Sui giornali italiani di domani, martedì 3 maggio, la vera notizia non sarà l’uccisione di Osama bin Laden, a dieci anni da quell’11 settembre. No, l’attenzione dei lettori sarà tutta rivolta all’esito della querelle negozi aperti vs. negozi chiusi, domenica primo maggio. Com’è andata? Un tema davvero appassionante che ci obbliga a riflettere sul lavoro in Italia, a dispetto dei grandi eventi che hanno accompagnato quest’anno la ricorrenza, distraendo un poco l’attenzione dalla festa dei lavoratori. A cominciare dai postumi della sbornia dei coniugi Middleton, cui è andato, unanime, il riconoscimento da parte delle Trade Unions britanniche per avere opportunamente evitato questa particolare domenica per il matrimonio del secolo. Proseguendo con la cerimonia di beatificazione di Giovanni Paolo II, oltre un milione di pellegrini a Roma, che secondo la Santa Sede, al contrario, doveva tenersi assolutamente questa domenica.
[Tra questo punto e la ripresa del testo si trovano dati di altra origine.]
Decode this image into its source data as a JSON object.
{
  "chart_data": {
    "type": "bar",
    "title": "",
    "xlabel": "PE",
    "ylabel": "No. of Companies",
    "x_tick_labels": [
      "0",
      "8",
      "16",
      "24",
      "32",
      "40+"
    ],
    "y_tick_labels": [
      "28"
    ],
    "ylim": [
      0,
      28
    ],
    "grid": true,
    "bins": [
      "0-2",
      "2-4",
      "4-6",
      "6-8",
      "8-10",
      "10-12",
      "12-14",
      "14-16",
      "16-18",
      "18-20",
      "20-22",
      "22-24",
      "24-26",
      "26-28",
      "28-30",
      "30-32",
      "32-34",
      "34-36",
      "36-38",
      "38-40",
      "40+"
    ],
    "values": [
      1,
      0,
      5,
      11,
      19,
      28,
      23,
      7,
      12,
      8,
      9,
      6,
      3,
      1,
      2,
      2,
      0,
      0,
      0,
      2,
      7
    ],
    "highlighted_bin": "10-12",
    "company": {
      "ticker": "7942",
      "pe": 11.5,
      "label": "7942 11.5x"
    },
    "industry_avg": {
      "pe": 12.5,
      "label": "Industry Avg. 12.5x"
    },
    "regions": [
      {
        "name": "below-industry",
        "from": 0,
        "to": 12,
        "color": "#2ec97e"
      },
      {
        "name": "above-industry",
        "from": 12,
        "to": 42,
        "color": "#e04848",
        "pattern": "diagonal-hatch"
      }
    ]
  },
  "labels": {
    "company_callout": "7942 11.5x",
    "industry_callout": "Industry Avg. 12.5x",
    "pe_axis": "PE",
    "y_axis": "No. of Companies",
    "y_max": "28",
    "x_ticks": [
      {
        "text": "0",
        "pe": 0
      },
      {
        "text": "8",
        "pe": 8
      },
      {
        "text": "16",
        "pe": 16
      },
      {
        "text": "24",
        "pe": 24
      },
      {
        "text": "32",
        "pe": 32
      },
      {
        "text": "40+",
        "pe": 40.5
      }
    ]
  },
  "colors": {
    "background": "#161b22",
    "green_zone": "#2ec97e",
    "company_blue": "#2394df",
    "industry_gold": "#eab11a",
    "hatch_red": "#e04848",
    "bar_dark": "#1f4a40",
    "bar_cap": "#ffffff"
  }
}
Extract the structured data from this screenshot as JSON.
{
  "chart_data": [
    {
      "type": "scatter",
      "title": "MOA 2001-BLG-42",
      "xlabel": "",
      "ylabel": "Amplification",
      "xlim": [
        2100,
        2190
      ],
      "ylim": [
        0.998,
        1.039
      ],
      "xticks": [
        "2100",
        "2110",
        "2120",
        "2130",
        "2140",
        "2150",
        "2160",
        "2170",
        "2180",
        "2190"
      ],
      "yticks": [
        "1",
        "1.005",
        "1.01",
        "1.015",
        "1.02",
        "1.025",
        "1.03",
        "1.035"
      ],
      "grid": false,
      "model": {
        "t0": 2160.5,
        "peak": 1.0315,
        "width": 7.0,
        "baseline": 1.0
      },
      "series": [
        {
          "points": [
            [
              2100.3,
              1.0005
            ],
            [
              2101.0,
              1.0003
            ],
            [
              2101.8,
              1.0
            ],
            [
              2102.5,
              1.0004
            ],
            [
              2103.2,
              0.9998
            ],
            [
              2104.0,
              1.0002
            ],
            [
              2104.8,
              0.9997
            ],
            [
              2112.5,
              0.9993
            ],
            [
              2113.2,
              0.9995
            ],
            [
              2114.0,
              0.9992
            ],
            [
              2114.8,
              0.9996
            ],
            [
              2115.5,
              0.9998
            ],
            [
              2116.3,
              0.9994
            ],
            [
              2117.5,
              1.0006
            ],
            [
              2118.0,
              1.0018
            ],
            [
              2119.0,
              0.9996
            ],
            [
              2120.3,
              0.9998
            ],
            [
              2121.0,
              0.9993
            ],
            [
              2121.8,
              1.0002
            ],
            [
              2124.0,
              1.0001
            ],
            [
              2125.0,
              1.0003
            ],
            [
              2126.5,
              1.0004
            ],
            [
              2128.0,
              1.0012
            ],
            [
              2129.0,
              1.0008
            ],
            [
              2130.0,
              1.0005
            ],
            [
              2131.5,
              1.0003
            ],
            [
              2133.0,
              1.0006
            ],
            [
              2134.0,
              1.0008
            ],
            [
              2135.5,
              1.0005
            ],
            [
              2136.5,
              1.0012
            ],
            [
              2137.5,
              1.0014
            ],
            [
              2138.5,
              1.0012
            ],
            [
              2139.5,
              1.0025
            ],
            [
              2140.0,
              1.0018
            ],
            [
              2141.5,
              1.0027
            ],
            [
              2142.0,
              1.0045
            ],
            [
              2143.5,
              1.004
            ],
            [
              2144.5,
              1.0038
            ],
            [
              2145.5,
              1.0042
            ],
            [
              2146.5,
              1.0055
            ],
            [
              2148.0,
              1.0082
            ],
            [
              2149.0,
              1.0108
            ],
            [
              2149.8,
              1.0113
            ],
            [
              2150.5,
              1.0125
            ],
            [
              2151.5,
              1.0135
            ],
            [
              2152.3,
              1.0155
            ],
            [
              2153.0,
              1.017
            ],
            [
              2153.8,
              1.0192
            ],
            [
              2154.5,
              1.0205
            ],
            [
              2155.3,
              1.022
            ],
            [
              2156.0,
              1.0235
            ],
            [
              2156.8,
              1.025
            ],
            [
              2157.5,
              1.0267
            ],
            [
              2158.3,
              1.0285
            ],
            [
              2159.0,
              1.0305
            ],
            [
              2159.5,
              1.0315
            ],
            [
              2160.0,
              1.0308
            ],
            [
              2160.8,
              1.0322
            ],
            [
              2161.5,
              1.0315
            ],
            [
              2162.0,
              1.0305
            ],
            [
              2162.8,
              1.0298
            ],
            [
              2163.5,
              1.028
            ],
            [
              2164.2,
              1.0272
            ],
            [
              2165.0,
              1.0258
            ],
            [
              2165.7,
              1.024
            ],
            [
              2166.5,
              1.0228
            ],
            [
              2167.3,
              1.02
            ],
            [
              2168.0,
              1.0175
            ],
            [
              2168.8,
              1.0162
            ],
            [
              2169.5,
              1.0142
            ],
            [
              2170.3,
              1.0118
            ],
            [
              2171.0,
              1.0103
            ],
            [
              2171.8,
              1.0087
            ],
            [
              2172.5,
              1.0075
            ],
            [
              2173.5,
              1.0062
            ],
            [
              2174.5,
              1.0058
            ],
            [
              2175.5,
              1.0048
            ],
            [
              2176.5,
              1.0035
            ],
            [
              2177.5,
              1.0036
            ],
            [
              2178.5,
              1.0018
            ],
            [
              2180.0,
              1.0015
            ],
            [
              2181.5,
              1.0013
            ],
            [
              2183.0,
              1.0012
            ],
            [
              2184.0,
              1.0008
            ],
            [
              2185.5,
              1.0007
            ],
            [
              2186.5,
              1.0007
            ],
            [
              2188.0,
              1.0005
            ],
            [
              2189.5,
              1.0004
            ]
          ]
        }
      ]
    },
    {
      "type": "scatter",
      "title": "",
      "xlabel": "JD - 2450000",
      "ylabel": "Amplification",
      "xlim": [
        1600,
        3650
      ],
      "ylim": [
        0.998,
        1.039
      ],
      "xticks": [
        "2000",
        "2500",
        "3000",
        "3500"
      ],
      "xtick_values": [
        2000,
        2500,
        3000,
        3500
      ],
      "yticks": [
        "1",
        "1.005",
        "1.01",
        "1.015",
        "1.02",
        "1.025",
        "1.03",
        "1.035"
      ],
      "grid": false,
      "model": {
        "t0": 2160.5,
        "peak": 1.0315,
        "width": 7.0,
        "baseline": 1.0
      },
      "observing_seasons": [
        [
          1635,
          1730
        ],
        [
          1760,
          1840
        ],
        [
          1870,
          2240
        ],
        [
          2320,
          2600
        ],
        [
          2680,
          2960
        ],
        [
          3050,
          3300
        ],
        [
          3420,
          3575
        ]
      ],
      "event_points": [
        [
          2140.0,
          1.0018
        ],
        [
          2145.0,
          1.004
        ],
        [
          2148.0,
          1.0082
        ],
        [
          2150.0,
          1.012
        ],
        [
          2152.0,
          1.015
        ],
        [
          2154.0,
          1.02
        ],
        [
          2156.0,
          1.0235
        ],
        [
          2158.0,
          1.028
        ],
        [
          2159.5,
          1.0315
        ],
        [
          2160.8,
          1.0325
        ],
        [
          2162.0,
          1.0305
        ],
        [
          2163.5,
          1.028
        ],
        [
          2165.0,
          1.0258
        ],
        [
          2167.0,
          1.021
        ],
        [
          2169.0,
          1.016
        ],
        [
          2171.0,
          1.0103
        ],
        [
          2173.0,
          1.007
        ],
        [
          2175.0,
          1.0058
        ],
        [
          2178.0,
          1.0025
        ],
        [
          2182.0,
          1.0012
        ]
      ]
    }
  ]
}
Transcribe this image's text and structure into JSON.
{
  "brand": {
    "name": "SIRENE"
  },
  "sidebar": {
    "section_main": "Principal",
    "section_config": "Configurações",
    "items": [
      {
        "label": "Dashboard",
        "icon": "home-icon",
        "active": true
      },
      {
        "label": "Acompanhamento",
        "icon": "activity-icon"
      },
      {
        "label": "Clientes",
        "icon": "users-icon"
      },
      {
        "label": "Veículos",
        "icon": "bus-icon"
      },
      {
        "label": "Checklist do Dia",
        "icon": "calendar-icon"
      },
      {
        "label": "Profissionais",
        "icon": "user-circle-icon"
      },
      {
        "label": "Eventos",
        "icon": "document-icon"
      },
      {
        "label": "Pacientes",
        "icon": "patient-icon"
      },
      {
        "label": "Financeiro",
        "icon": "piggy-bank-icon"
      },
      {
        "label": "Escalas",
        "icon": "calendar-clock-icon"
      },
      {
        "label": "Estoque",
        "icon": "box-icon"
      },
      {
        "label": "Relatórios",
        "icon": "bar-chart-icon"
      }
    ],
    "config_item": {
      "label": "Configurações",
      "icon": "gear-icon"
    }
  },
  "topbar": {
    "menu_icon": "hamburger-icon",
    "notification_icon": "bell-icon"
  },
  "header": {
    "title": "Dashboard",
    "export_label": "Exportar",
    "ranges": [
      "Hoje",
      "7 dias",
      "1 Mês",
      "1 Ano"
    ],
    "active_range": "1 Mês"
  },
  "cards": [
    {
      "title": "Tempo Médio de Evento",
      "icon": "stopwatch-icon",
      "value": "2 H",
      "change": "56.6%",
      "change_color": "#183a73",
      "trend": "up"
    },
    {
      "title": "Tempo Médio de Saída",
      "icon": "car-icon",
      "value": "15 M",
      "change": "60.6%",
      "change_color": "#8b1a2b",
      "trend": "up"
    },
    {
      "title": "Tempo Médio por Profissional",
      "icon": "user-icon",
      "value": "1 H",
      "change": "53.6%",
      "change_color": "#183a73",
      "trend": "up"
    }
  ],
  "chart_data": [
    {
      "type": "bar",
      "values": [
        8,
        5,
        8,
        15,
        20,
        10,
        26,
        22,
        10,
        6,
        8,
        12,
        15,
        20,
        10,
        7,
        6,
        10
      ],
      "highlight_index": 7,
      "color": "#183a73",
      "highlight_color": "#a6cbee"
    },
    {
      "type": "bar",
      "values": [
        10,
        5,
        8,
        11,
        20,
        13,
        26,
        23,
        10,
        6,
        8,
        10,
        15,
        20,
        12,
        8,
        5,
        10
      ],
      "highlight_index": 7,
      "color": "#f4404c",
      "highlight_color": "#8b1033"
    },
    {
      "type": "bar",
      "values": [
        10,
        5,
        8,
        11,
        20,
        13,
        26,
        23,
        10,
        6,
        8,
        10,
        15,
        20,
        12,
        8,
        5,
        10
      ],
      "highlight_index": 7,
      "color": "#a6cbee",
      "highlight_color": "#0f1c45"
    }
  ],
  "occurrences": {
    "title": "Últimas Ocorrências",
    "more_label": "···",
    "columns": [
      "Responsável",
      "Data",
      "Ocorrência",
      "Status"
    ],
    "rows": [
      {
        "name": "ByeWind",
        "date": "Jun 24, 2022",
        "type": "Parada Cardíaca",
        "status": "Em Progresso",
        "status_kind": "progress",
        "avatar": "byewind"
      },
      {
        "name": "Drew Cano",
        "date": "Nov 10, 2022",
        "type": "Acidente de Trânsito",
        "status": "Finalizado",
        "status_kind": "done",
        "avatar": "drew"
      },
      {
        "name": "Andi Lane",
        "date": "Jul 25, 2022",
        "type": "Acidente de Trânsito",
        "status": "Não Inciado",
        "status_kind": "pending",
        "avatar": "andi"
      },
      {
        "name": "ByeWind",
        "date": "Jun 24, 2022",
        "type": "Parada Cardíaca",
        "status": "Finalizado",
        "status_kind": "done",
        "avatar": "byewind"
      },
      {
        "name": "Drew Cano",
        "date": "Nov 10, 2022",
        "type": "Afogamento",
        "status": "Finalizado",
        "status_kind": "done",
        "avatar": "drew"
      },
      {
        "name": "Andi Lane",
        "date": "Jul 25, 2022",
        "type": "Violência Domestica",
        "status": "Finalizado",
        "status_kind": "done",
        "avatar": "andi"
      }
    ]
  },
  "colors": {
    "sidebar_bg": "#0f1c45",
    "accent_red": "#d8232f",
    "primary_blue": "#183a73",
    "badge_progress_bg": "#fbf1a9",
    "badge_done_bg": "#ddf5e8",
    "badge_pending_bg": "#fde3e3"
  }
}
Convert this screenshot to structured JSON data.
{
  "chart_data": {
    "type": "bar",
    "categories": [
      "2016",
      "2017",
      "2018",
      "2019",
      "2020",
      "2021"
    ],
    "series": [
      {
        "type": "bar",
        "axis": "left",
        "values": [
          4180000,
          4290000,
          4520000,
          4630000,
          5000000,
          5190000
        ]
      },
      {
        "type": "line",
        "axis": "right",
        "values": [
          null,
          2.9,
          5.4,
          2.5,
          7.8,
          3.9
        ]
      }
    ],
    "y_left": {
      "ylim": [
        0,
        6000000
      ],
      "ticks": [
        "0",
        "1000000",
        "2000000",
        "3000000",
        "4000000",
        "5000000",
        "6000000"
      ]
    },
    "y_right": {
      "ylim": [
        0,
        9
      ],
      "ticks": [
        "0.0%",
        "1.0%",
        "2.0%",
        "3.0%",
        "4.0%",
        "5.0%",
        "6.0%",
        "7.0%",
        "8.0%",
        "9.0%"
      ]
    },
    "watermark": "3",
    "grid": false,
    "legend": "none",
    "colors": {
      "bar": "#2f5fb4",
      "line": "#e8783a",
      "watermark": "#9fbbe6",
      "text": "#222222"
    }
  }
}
Se in giro per il mondo la giornata di ieri è stata segnata da numerose manifestazioni di protesta (spesso sfociate in scontri) verso l’incapacità dei governi di gestire la crisi economica globale, in Italia ci si è molto occupati, appunto, dell’apertura-chiusura degli esercizi commerciali. Questo mentre il Paese assiste al progressivo e inesorabile processo di smantellamento di quel che resta dell’unità sindacale. Sul punto, ancora una volta, è arrivata dal Colle la saggezza del buon senso, a rammentarci che i sindacati divisi sono sindacati più deboli. In un momento in cui, forse, ci sarebbe invece bisogno di sindacati più forti. Ed è una fortuna che al Quirinale si lavori anche il primo maggio: “Lo sviluppo economico e la sua qualità sociale, la stessa tenuta civile e democratica del nostro Paese, passano attraverso un deciso elevamento dei tassi di attività e di occupazione, un accresciuto impegno per la formazione e la salvaguardia del capitale umano, un’ulteriore valorizzazione del lavoro, in tutti i sensi. Questo discorso riguarda in special modo i giovani, fa tutt’uno con le risposte da noi tutti dovute alle aspettative per il futuro delle giovani generazioni”. Parole sante, ci scusi il nostro presidente, che fanno a pugni con la realtà; nel senso che provano a prenderla a cazzotti, ma da sole non ce la fanno. Ci vorrebbe forse un governo che cominciasse a prendere sul serio i dati sull’occupazione e sulla disoccupazione, con particolare riguardo per i giovani e i precari?
Anche le ali più moderate del sindacato, alla buon’ora, hanno iniziato ad accorgersi del processo in atto in Italia da più di un decennio: i ricchi diventano sempre più ricchi, i poveri sempre più poveri. “È necessaria una legge che sposti i pesi del fisco da lavoratori e pensionati verso coloro che, essendo più ricchi, hanno pagato meno - ha detto Bonanni -. Vogliamo un pronunciamento chiaro da parte del governo”. Campa cavallo che l’erba cresce.
Eppure a volte si ha la sensazione che basterebbe poco per riavviare qualche processo virtuoso verso una nuova unità sindacale e un discreto e democratico spirito combattivo, almeno in contesti specifici.
Nel frattempo, per fortuna, da piazza San Giovanni Francesco De Gregori e Lucio Dalla ci cantano le stesse canzoni di trent’anni fa. Sempre più stanchi, sempre meno convinti. E Roma è invasa dai pellegrini (e dai molti dissoccupati).